In another precinct of the shrine, he came across a different stone – large and red and deliberately placed among small rocks, in the middle of a courtyard – possibly another example of the belief in deities inhabiting natural objects. “You sit and contemplate it. It can mean different things to different people. In my view, the Japanese garden is about your imagination – what do you imagine that is?” he says.
Perhaps more than any other place in Japan, Hokkaido, the northernmost prefecture, has exerted the strongest pull on Yamashita. It was the subject of his first story for National Geographic, published in January 1980. He has returned many times, most recently during winter in early 2020 – his last overseas trip before the pandemic halted travel – for whooper swans and red-crowned cranes in Akan-Mashu National Park and Hokkaido’s highest peak, Mt. Asahidake, in Daisetsuzan National Park.
At Mt. Asahidake, he had to wait two days for strong winds to die down before it was safe to ride the ropeway to the base of the peak. “I’m up there and the sun is beautiful,” he says. Which is not to say that he had it easy. To capture the shots that he wanted of “big snow” and trekkers and fumaroles belching steam and sulphurous gas, Yamashita had to strap on snowshoes and hike his way up. “The snow is deep and you’re sucking wind because you’re really high up there” – more than 7,500 feet (2,280 meters) above sea level, he says. The mountaintop is close to one of Yamashita’s favorite places, Asahidake Onsen, a tiny settlement (now part of neighboring Higashikawa town) of lodges and hot springs.

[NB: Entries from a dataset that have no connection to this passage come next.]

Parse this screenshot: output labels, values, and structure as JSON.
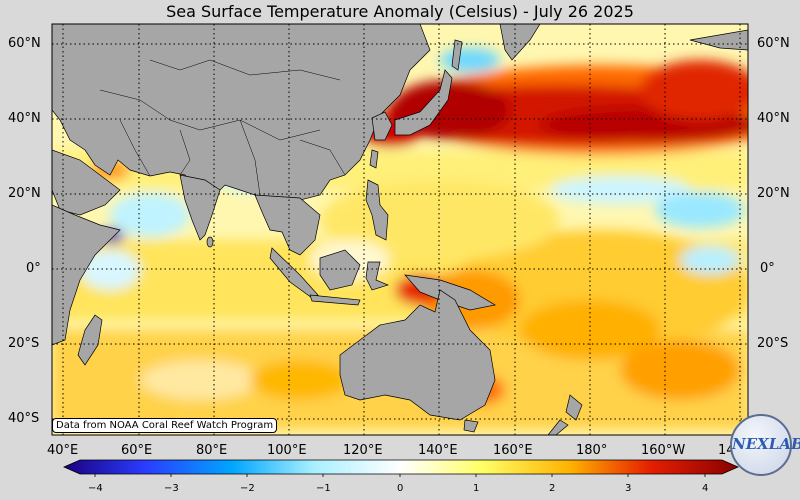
{
  "title": "Sea Surface Temperature Anomaly (Celsius) - July 26 2025",
  "latitude_labels": [
    "60°N",
    "40°N",
    "20°N",
    "0°",
    "20°S",
    "40°S"
  ],
  "longitude_labels": [
    "40°E",
    "60°E",
    "80°E",
    "100°E",
    "120°E",
    "140°E",
    "160°E",
    "180°",
    "160°W",
    "14"
  ],
  "credit": "Data from NOAA Coral Reef Watch Program",
  "colorbar": {
    "ticks": [
      "−4",
      "−3",
      "−2",
      "−1",
      "0",
      "1",
      "2",
      "3",
      "4"
    ],
    "range": [
      -4,
      4
    ]
  },
  "logo": {
    "text": "NEXLAB"
  },
  "colors": {
    "land": "#a6a6a6",
    "ocean_neutral": "#ffffff",
    "warm_low": "#ffff66",
    "warm_mid": "#ffb300",
    "warm_high": "#e01e00",
    "warm_extreme": "#a80000",
    "cool_low": "#b3f0ff",
    "cool_mid": "#33bbff",
    "cool_high": "#2a00b0"
  }
}
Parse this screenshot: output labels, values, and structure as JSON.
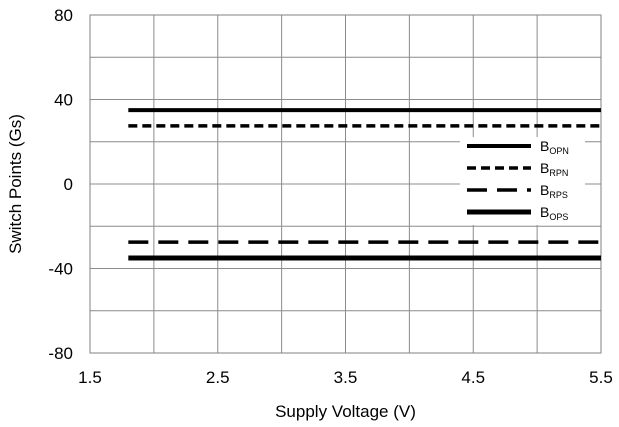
{
  "chart_data": {
    "type": "line",
    "xlabel": "Supply Voltage (V)",
    "ylabel": "Switch Points (Gs)",
    "xlim": [
      1.5,
      5.5
    ],
    "ylim": [
      -80,
      80
    ],
    "x_ticks": [
      "1.5",
      "2.5",
      "3.5",
      "4.5",
      "5.5"
    ],
    "y_ticks": [
      "80",
      "40",
      "0",
      "-40",
      "-80"
    ],
    "grid": true,
    "legend_position": "right",
    "series": [
      {
        "name": "B",
        "sub": "OPN",
        "style": "solid",
        "x": [
          1.8,
          5.5
        ],
        "y": [
          35,
          35
        ]
      },
      {
        "name": "B",
        "sub": "RPN",
        "style": "short-dash",
        "x": [
          1.8,
          5.5
        ],
        "y": [
          27.5,
          27.5
        ]
      },
      {
        "name": "B",
        "sub": "RPS",
        "style": "long-dash",
        "x": [
          1.8,
          5.5
        ],
        "y": [
          -27.5,
          -27.5
        ]
      },
      {
        "name": "B",
        "sub": "OPS",
        "style": "solid-heavy",
        "x": [
          1.8,
          5.5
        ],
        "y": [
          -35,
          -35
        ]
      }
    ]
  }
}
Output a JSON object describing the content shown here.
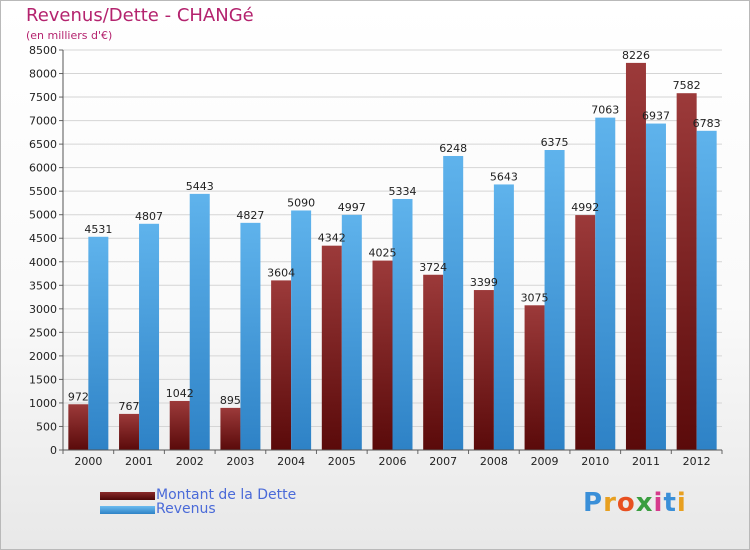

On his trip, Yamashita also squeezed in a few days of photographing whooper swans and red-crowned cranes around Akan-Mashu National Park. Many of the pictures that he took convey a sense of extreme cold that comes from what he calls the “blue hour”. “The sun has set. The light comes from the sky, turning this snow a blue tint which gives you a real sense of the cold. I love this blue light,” he says. “This is why I come to Hokkaido.” It’s the kind of breathtaking scene that National Geographic has repeatedly turned to Yamashita for. “My roots are all about Japan. My first story was Japan – and it continues to be a place that I return to.”